SAPOA has called on the government to take urgent action to address the failures at the municipal level, particularly in areas such as infrastructure maintenance and service delivery. Without intervention, Gopal warned, the sector’s fragile recovery could be derailed, and investor confidence could continue to decline.

“We need a more responsive government that can deliver the necessary reforms at the local level,” Gopal said. “If we get this right, we can expect an improvement across all sectors of the economy, and the property market will begin to show sustainable growth.”

SAPOA said the sector has had a very difficult past few years with the impact of the COVID-19 pandemic, followed by the July 2021 riots, a lack of economic growth, continuous load shedding (which has now slowed), inflation, high interest rates and global tensions.

The organisation said given the above, the sector is starting to show positive signs. It added that where municipalities have failed with regards to service delivery, some of these functions have been privatised.

Gopal said they were appealing to the government to resolve the devastation of infrastructure at local government level; to intervene where necessary to financially stabilise dysfunctional municipalities; and cut red tape and the current over regulation of the economy and the sector.

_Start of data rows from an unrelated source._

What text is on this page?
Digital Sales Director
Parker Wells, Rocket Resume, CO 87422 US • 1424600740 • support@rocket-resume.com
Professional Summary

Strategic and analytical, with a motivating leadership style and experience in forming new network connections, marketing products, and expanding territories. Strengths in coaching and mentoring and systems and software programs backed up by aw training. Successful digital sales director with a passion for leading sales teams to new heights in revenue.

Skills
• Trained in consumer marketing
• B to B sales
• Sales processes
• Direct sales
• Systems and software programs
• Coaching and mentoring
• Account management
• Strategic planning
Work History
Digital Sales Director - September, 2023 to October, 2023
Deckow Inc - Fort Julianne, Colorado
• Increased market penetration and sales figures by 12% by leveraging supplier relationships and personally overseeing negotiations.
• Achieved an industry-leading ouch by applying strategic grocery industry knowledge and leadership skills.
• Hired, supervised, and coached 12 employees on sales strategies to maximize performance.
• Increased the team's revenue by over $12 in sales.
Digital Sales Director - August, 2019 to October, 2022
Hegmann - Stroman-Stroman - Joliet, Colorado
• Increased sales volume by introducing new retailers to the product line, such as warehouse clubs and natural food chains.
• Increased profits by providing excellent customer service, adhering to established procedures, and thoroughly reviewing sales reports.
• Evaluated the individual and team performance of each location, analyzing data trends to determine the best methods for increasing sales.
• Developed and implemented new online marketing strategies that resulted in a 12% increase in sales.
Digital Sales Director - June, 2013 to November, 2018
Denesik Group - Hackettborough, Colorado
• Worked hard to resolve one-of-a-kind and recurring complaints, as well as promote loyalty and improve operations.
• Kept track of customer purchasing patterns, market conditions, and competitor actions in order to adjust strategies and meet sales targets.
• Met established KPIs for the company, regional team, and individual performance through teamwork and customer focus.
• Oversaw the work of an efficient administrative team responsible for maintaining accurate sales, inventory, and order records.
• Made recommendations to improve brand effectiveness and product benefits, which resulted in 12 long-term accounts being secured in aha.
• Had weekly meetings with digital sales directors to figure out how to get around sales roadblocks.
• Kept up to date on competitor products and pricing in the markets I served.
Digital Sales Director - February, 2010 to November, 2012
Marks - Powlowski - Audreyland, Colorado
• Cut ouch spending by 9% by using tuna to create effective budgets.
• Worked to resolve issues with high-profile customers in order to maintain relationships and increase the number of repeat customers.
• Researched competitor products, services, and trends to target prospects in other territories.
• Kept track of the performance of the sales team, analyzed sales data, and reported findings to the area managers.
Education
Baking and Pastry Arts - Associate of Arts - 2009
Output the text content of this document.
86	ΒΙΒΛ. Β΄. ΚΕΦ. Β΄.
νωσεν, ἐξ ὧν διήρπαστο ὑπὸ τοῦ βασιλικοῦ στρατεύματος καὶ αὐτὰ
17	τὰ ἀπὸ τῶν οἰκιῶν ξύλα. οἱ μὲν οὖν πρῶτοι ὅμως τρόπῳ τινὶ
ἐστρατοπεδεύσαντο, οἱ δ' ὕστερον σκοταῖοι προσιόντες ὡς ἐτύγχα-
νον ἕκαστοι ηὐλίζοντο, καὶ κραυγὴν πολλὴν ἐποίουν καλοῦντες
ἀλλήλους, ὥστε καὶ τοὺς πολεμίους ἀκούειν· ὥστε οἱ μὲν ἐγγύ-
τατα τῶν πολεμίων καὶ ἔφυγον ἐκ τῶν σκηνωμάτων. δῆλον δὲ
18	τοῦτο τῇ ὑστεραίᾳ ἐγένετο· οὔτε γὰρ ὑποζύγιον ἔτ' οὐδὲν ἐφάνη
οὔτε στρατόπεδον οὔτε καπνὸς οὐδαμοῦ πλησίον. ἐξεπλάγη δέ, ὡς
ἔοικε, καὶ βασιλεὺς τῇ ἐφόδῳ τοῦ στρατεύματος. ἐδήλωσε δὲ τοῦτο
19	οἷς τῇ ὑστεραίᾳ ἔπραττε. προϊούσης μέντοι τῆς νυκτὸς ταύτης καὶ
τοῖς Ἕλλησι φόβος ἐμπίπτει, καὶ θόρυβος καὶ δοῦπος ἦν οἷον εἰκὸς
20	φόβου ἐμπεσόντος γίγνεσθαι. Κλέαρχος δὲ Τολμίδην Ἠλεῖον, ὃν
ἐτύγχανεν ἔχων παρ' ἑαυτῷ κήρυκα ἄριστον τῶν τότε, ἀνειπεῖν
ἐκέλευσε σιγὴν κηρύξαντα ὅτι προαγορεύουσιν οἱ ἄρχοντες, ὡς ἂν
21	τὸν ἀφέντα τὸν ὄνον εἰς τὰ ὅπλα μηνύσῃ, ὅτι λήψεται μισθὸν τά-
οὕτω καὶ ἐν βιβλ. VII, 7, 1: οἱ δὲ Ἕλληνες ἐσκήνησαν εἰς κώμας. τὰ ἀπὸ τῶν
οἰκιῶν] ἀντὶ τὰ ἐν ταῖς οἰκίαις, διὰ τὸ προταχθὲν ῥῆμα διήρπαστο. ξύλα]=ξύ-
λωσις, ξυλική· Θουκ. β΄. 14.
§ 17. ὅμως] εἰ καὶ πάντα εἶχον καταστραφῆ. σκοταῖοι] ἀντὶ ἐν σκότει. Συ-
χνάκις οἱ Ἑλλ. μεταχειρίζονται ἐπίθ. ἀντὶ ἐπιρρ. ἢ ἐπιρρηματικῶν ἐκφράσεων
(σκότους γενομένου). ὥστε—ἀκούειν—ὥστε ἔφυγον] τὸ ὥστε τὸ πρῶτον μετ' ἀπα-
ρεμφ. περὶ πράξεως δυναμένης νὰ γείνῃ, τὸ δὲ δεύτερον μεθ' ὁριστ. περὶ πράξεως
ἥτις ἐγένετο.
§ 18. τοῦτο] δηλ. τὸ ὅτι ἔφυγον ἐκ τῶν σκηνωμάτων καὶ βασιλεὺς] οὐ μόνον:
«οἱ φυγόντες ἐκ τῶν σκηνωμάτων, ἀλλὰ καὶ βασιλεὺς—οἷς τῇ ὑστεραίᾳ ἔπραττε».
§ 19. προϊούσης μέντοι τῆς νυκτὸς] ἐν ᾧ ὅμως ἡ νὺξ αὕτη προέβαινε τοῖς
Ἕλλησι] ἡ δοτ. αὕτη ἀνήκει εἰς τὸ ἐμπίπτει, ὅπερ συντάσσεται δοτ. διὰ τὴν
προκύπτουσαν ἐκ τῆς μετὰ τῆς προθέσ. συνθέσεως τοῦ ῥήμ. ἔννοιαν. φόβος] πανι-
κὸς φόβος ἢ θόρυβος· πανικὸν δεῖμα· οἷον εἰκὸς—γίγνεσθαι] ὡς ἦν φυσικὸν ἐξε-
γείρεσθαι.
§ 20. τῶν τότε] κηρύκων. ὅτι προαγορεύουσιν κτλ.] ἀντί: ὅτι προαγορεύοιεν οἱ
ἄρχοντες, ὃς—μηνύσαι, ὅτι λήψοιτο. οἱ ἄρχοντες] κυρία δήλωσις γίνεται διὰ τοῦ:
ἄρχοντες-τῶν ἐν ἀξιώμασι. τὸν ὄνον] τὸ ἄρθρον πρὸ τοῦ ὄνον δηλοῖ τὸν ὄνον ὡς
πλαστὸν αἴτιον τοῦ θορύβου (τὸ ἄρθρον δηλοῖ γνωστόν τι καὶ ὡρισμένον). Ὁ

“Our hope is that the government of national unity(GNU) starts showing positive signs and that we start seeing the benefits asap. Positive sentiment with the GNU and concrete outcomes will be better for the country’s growth prospects. Fundamentals will continue to improve across all sectors if we can get this right. Declining bond yields and further interest rate cuts will also be positive for the economy and the sector.”

Asked about the risks to the sector, SAPOA the biggest currently facing Gauteng is the water crisis and the near collapse of the City of Johannesburg. It added that the continued degradation of infrastructure is a major concern amongst investors and citizens.

“The failure of the GNU is another risk to the economy and the unemployment numbers are very worrying.”